Speaking of a Terminator being unable to negotiate the stairs, that’s pretty much what happens to the decidedly subpar enforcer bot ED-209 in the first Robocop movie: it “loses to a flight of stairs” as the Honest Trailer puts it. A lot of the other stuff in that movie (e.g. Detroit becoming a “bankrupt crime-ridden hellhole”) has also turned out similar in real life, albeit usually even worse than in the movie (e.g. instead of creating a cybernetic cop to enforce the law, governments and corporations alike have pretty much just given up on Detroit). Seems we’re in the Robocop future, not the Terminator one.
That being the case, the real danger of AI seems to be not that it’ll try to take over anything—it’s programmed to be far too sycophantic for that—but that people will try to outsource all their more tedious mental tasks to it and thereby get too intellectually lazy to think for themselves. There had already been some danger of this with the advent of search engines; e.g. children who grew up never knowing what life was like before the internet are increasingly unable to figure out what to do when they don’t have access to it, e.g. when the power goes out. (“Well, if the power went out, I’d ask Google to—” “No, the power’s out. You don’t have access to Google, remember?” “What?”) AI is merely accelerating that trend remarkably quickly now.

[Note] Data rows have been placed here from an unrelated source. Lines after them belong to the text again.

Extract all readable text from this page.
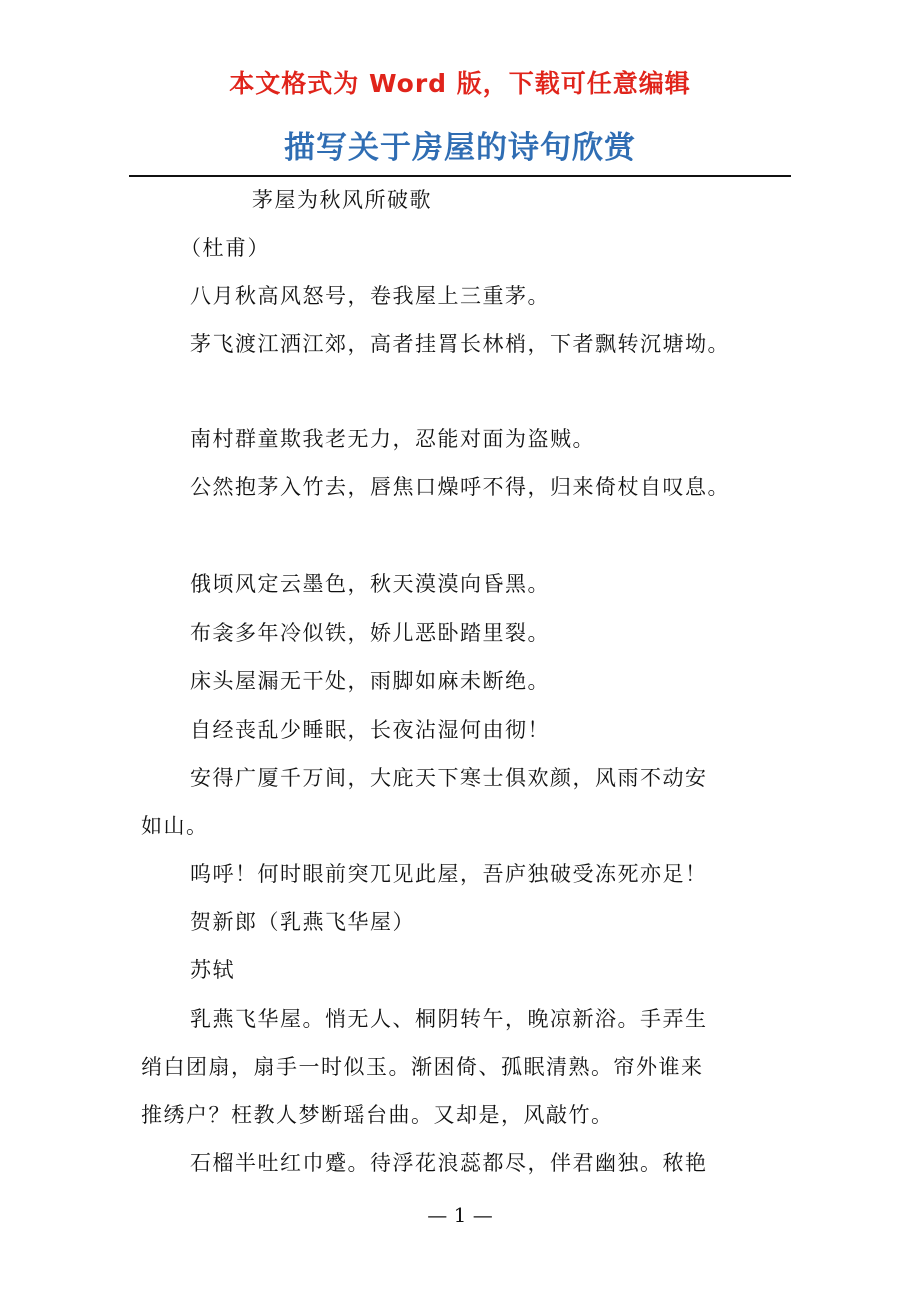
本文格式为 Word 版，下载可任意编辑
描写关于房屋的诗句欣赏
茅屋为秋风所破歌
（杜甫）
八月秋高风怒号，卷我屋上三重茅。
茅飞渡江洒江郊，高者挂罥长林梢，下者飘转沉塘坳。
南村群童欺我老无力，忍能对面为盗贼。
公然抱茅入竹去，唇焦口燥呼不得，归来倚杖自叹息。
俄顷风定云墨色，秋天漠漠向昏黑。
布衾多年冷似铁，娇儿恶卧踏里裂。
床头屋漏无干处，雨脚如麻未断绝。
自经丧乱少睡眠，长夜沾湿何由彻！
安得广厦千万间，大庇天下寒士俱欢颜，风雨不动安
如山。
呜呼！何时眼前突兀见此屋，吾庐独破受冻死亦足！
贺新郎（乳燕飞华屋）
苏轼
乳燕飞华屋。悄无人、桐阴转午，晚凉新浴。手弄生
绡白团扇，扇手一时似玉。渐困倚、孤眠清熟。帘外谁来
推绣户？枉教人梦断瑶台曲。又却是，风敲竹。
石榴半吐红巾蹙。待浮花浪蕊都尽，伴君幽独。秾艳
— 1 —
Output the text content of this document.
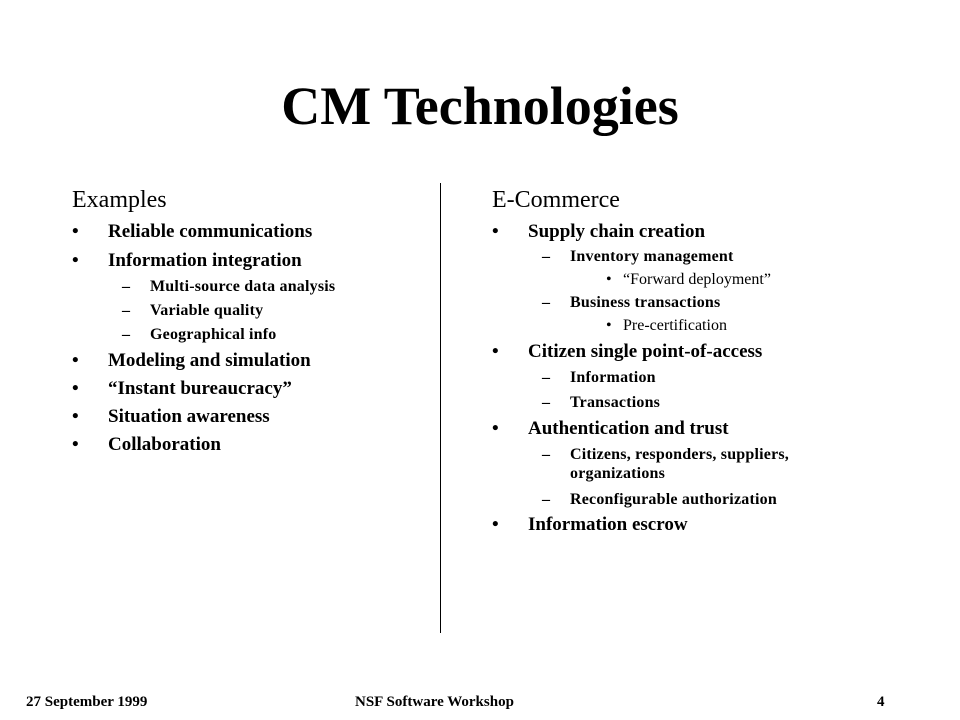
CM Technologies
Examples
• Reliable communications
• Information integration
– Multi-source data analysis
– Variable quality
– Geographical info
• Modeling and simulation
• “Instant bureaucracy”
• Situation awareness
• Collaboration
E-Commerce
• Supply chain creation
– Inventory management
• “Forward deployment”
– Business transactions
• Pre-certification
• Citizen single point-of-access
– Information
– Transactions
• Authentication and trust
– Citizens, responders, suppliers,
organizations
– Reconfigurable authorization
• Information escrow
27 September 1999	NSF Software Workshop	4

You and I grew up in an era before all of this, so when the AI falls down on the job, we can still do it ourselves. The generations after ours, unfortunately, are likely to get a lot more dependent on these things to the point that they may end up in something like a “The Machine Stops” kind of future that E.M. Forster envisioned. Just like in that story, they may end up saying (as the world crumbles around them with no one knowing how to repair anything) “The internet’s breaking down! Somebody’s got to do something about it!” “Oh yes, I’m sharing your post with all my followers, and we agree: somebody definitely should.” “We could ask it to fix itself…” “I tried that, and Grok said it would, but so far nothing’s happening.”
Honestly, this sounds like a task that would be better accomplished with a “dumb” program. The issue with the neural nets behind AI is that it’s hard-to-impossible to code hard and fast rules into them, and hard and fast rules are exactly what you need. Scheduling is not an easy problem—I believe that it’s NP-hard—but it’s probably better than trying to do it with AI.
As to the overall point, that the real threat from AI comes not from AI but from idiots believing that they can use it when they can’t, 100%. See the cases that keep coming up of lawyers including AI-hallucinated cases in their briefs. One day, one of those is going to get through undetected and potentially screw up the legal system.
The appeal to using an AI in this case was that it’s supposed to be able to extract that data from a document formatted for human use (in this case, an HTML table which listed the event title and the participants), and I’m supposed to be able to give the instructions in clear English instead of translate my instructions to a machine-readable format. Again, learning how to use a “dumb” program would have taken a lot longer than doing it myself with 3×5″ cards.
But you’re right — because the currently available consumer-facing AIs are specifically Large Language Model, their strength is specifically in the ambiguity of qualitative communication; somebody hasn’t thought to maybe make it able to be strictly analytical too.